You could try a 2-dimensional wavelet transform, but that's pretty complex. Something like a Fourier transform would do quite nicely. Plus, you probably wouldn't go about storing the terrain with a one-record-per-piece-of-land way; it makes more sense to have some sort of database field which can store an encoded matrix.
I think the usual solution is to break your domain up into "tiles" of manageable sizes.

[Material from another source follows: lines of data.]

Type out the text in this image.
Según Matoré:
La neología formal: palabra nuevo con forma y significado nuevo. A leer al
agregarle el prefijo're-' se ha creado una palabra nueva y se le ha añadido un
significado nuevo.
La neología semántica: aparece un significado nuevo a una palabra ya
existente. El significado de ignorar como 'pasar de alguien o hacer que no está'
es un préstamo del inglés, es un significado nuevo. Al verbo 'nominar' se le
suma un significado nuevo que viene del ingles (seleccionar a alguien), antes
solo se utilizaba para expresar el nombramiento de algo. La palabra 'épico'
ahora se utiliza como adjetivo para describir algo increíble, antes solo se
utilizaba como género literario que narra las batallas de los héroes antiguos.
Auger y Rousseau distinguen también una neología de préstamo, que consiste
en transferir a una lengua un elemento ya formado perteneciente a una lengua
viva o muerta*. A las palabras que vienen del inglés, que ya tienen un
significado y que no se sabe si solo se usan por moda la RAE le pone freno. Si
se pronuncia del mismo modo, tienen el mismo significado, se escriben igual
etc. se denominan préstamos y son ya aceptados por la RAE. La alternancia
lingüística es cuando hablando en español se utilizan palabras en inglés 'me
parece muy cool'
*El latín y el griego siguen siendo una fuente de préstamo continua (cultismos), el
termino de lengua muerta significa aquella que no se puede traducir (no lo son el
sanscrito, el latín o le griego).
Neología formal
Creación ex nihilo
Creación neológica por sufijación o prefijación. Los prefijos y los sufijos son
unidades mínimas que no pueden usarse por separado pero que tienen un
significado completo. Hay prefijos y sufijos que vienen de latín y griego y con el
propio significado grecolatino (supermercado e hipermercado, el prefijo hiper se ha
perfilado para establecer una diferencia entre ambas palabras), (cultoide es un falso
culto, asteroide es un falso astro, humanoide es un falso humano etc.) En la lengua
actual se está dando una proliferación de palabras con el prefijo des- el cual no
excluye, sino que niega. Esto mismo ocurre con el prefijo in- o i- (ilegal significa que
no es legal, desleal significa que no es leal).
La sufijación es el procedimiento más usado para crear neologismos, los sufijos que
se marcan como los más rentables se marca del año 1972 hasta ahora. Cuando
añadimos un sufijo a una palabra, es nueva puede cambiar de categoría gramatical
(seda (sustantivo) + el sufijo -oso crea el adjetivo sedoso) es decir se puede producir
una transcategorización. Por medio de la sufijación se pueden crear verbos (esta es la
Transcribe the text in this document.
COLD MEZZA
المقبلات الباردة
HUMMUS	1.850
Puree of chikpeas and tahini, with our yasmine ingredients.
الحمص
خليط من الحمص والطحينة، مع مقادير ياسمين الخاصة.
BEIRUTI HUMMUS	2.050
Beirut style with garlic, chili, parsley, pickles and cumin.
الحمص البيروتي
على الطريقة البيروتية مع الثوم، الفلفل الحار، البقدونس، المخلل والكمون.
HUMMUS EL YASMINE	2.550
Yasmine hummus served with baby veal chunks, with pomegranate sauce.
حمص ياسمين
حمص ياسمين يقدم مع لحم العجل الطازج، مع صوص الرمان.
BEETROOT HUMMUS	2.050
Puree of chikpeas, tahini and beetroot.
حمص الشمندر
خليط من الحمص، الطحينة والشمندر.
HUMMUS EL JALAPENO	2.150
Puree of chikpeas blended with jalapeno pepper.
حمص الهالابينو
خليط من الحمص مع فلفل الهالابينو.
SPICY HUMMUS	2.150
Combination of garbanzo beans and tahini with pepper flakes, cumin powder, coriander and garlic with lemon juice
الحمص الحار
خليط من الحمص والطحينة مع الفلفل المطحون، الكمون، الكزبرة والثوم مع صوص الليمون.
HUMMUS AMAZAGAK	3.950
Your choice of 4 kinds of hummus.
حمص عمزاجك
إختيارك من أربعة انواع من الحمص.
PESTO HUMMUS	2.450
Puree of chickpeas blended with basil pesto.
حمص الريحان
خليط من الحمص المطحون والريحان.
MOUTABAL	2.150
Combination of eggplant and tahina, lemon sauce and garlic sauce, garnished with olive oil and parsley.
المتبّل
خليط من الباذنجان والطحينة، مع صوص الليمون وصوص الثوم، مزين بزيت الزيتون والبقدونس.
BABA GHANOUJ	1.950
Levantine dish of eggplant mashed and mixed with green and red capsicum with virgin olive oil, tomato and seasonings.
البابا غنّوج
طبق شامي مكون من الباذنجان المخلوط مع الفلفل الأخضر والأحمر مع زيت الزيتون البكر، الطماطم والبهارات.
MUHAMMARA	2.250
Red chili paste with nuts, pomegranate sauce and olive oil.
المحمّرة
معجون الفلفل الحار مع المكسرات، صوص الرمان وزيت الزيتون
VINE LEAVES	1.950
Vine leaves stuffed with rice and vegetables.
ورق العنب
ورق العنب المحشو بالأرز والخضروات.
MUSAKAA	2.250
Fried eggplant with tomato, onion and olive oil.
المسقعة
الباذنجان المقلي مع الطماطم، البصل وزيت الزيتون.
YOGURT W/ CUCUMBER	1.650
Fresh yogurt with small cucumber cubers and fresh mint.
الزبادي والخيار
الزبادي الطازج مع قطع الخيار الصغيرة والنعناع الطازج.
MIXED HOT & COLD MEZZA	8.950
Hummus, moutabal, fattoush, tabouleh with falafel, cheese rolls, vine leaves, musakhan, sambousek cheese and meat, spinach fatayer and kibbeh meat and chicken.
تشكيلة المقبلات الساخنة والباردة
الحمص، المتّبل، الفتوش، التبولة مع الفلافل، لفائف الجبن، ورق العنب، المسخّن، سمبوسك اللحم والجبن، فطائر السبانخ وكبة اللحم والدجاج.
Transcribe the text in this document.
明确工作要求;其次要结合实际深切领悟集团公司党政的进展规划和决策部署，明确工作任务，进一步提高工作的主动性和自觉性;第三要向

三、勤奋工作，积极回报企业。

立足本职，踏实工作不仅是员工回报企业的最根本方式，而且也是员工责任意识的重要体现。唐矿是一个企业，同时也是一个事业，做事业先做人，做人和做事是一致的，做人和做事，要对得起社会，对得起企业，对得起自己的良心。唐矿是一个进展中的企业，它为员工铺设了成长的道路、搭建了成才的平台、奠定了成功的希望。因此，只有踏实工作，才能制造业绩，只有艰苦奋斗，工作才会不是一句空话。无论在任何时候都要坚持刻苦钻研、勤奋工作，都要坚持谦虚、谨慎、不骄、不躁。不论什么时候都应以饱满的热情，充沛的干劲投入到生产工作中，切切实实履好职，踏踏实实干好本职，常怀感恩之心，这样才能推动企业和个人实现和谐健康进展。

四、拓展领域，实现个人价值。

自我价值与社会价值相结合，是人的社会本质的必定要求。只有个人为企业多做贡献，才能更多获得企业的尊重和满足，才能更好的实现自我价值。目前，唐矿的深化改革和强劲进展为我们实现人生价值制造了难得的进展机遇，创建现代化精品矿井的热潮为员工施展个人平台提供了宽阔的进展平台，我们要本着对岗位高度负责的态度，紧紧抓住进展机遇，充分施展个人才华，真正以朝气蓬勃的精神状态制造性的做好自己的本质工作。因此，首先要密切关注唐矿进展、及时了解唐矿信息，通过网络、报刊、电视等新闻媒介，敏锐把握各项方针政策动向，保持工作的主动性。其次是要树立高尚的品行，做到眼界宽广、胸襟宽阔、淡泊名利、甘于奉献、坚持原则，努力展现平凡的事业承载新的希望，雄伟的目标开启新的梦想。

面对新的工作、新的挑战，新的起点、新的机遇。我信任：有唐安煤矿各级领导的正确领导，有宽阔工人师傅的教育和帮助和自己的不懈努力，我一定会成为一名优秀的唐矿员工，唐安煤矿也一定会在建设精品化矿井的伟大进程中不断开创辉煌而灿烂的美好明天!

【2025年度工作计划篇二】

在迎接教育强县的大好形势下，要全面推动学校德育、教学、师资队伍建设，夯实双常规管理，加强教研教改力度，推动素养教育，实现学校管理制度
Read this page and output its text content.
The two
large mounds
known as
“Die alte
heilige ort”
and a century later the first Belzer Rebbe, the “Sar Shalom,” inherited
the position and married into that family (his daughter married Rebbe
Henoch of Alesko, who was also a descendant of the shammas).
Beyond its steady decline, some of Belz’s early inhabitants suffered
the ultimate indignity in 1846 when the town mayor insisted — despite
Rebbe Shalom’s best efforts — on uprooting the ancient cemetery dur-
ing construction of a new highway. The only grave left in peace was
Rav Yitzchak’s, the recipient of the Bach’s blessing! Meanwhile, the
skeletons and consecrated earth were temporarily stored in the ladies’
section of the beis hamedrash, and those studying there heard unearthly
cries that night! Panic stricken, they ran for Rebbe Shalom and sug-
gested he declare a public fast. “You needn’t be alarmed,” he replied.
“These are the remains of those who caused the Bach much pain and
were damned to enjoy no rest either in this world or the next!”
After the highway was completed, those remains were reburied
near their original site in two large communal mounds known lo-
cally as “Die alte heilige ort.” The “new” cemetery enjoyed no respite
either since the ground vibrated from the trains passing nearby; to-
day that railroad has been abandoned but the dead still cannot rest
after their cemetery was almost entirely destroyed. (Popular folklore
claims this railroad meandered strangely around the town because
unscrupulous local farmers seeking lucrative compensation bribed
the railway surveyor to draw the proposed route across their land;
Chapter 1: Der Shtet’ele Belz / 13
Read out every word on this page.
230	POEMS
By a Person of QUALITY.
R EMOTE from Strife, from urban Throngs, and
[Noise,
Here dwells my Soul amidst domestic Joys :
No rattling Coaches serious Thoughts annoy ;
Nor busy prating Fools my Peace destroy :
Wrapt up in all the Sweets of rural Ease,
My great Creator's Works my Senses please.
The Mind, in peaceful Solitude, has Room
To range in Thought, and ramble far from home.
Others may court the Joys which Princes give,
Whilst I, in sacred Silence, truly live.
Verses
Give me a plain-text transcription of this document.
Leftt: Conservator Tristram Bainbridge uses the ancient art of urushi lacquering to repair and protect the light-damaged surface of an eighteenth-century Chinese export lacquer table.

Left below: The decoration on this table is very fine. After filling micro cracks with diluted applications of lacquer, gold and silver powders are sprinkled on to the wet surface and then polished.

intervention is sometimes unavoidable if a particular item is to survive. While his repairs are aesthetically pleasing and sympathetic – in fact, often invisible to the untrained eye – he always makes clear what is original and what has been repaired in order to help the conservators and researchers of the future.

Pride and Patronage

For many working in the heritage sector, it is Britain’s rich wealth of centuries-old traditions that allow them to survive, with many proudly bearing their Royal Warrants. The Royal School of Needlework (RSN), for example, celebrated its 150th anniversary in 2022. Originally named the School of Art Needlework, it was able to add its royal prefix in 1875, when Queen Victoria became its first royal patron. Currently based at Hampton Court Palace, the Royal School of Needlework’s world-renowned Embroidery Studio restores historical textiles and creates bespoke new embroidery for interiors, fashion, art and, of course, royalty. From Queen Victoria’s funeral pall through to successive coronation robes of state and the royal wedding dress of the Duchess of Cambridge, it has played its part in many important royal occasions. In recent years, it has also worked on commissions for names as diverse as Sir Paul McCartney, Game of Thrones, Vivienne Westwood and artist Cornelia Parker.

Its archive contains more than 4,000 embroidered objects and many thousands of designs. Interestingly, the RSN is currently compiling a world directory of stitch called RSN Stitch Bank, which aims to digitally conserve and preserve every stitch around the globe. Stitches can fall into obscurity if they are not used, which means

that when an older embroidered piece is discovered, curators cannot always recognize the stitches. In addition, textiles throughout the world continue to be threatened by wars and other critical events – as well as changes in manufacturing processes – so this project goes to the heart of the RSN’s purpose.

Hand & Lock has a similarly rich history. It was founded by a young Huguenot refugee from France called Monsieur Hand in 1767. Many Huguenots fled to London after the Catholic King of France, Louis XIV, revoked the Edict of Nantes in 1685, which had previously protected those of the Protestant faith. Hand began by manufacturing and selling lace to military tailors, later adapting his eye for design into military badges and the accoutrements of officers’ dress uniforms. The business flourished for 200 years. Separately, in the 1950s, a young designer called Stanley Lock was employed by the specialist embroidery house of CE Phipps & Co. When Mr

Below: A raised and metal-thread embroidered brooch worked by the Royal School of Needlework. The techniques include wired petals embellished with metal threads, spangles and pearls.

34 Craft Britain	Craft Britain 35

You'll have to add a little bit of logic to load the appropriate tiles at any given time, but not too bad.
You shouldn't need to access all that info at once--even if each 100m2 bucket occupied a single pixel on the screen, no screen I know of could show 20k x 20k pixels at once.
Also, I wouldn't use a database--look into height mapping--effectively using a black & white image whose pixel values represent heights.
Good luck!
That will be awfully lot of information no matter which way you look at it. 400,000,000 grid cells will take their toll.
I see two ways of going around this. Firstly, since it is a web-based game, you might be able to get a server with a decently sized HDD and store the 400M records in it just as you would normally. Or more likely create some sort of your own storage mechanism for efficiency. Then you would only have to devise a way to access the data efficiently, which could be done by taking into account the fact that you doubtfully will need to use it all at once. ;)
The other way would be some kind of compression. You have to be careful with this though. Most out-of-the-box compression algorithms won't allow you to decompress an arbitrary location in the stream. Perhaps your terrain data has some patterns in it you can use? I doubt it will be completely random. More likely I predict large areas with the same data. Perhaps those can be encoded as such?